Aspects of the General Strike Against Macron
At the national level, with three quarters of the conductors on strike, the national railway company SNCF is running only 20% of its long and mid-distance trains. Only one in five trains will work while the lines with Spain and Italy will remain cut. Railway difficulties are anticipated at least through the end of the week.
Meanwhile, Air France has cancelled more than 30% of its flights and EasyJet up to 92%, after the Directorate-General for Civil Aviation (DGAC) requested a reduction of flight schedules by 20%.
Faced by these challenges, the government has thus far maintained its resolve. PM Philippe has confirmed, “We intend to build a universal regime, by distribution and by points. This is what the president committed himself to and this is what we are going to do.” He added that there will be no “magic announcements.”
Before Tuesday’s mobilization, the Executive had previously only advanced that there will be a unification of the 42 pension systems and that the calculation of pensions will be done through a points system. With this supposed “simplification,” Macron’s government is attempting to obscure its true goal: an end to “special regimes” that are in fact conquests of the workers and that support those who work in unhealthy conditions. There are special regimes for the public railway company (SNCF) and for public transport in the Paris region (RATP), both of which comprise the hard core of the mobilizations.

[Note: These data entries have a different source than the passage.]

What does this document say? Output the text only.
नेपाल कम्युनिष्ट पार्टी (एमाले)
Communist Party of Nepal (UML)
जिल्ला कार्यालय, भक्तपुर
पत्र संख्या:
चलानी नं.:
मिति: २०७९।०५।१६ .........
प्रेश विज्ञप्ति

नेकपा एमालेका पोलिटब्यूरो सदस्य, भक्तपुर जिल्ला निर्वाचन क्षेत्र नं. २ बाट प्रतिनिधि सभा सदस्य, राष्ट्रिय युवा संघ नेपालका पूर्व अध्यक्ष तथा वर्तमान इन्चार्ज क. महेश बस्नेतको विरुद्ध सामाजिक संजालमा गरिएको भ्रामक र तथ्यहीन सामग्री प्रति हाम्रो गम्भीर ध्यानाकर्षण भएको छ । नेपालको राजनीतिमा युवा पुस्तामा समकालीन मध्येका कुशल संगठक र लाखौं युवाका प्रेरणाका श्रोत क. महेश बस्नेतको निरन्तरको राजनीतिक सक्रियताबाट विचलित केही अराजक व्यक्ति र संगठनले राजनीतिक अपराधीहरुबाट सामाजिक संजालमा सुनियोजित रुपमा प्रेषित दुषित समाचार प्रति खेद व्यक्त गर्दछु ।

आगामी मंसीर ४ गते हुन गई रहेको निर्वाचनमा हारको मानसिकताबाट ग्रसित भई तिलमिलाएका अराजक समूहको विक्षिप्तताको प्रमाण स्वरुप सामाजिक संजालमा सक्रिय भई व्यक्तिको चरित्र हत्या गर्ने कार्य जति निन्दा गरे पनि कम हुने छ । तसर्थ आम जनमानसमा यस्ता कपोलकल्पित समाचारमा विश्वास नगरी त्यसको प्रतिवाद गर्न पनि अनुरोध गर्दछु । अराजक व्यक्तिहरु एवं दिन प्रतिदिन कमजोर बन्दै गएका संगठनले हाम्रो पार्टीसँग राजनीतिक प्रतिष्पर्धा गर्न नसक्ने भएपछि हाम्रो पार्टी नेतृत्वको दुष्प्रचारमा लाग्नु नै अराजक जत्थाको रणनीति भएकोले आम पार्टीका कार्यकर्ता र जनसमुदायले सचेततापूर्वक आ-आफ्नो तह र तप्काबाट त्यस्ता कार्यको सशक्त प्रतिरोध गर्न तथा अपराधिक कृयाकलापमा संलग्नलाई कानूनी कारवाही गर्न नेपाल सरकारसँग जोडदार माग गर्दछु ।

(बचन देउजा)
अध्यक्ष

Last Thursday’s historic day of strikes and mobilizations showed the enormous strength of the working class when it struggles together. The decrease in the participation of the second day does not indicate a waning will but rather attests to the union leaderships’ attempts to contain the movement. They prefer instead to remain with Macron at the negotiation table. In order to definitively stop all attempts at reform, the workers must overcome their current leaderships and take the struggle into their own hands.